Consta na ACP, que a Infraero encaminhou ofícios ao Ministério Público e à Prefeitura Municipal informando que o funcionamento irregular do lixão compromete a segurança operacional da aviação, podendo ocasionar acidentes aéreos e colocando vidas humanas em risco.

Promotorias questionam valores pagos pelo Município

O MP argumentou na ACP que, de 2013 a 2018, o Município de Juazeiro do Norte gastou mais de R$ 100 milhões com os serviços de coleta de resíduos sólidos residenciais e comerciais “para apenas arremessar o material coletado no Lixão de Juazeiro do Norte, poluindo o meio ambiente”.

Somente em 2018, foram pagos aproximadamente R$ 31 milhões para a empresa MXM, valor que representa quase o dobro dos valores pagos à empresa PROEX, em 2013 e 2014 (R$ 15 e 16 milhões, respectivamente); e um aumento de cerca de 60% e 57% em comparação aos pagamentos dos anos de 2015 e 2016 à empresa PROEX pelo mesmo serviço.

O MP apontou ainda que o Poder Público Municipal tentou, em 2018, contratar uma empresa com aterro sanitário por meio de concorrência pública, pretendendo repassar à iniciativa privada mais de R$ 10 milhões por 12 meses de serviço. O Tribunal de Contas do Estado suspendeu a concorrência por vislumbrar direcionamento da licitação.

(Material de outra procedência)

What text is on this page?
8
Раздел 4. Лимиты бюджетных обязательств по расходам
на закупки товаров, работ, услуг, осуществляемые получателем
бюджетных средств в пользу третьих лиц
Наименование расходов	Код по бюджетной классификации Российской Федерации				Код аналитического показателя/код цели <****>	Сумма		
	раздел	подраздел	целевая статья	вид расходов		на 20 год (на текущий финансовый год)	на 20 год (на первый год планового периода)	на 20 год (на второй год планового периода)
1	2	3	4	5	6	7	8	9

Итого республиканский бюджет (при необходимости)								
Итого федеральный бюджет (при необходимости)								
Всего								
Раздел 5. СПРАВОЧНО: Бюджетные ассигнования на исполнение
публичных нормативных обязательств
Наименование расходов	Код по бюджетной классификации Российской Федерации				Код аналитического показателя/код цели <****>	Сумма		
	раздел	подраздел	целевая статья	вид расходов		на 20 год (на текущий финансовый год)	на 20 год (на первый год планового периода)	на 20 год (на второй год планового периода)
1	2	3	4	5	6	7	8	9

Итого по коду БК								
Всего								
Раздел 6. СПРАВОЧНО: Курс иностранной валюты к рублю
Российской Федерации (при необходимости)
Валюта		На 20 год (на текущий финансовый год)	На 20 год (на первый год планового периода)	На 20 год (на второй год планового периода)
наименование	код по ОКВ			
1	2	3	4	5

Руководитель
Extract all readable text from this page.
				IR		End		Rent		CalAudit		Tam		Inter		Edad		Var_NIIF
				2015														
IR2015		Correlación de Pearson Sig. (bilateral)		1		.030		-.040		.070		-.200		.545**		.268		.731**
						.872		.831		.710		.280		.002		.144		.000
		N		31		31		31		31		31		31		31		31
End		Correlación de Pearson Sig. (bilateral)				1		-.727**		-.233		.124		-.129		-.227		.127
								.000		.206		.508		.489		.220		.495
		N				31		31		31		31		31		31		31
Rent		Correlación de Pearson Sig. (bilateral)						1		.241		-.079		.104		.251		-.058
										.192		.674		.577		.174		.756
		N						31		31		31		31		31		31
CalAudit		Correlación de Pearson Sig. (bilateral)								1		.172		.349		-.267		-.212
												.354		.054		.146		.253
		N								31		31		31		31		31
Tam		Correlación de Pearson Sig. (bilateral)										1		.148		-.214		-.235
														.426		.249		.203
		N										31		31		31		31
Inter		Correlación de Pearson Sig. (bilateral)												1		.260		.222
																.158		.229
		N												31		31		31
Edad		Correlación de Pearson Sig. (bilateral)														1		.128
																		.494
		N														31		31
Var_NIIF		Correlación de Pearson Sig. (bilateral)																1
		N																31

Uma das empresas que já possui licenciamento ambiental para operar na área, a Revert Soluções Ambientais LTDA, tinha como um dos sócios o genro do prefeito de Juazeiro do Norte, Arnon Bezerra, e o atual secretário municipal de Cultura. Em 2018, o senador Major Olímpio Gomes denunciou ao MP que este licenciamento ambiental estava irregular, por se encontrar em área de segurança aeroportuária, sem observar os requisitos pertinentes.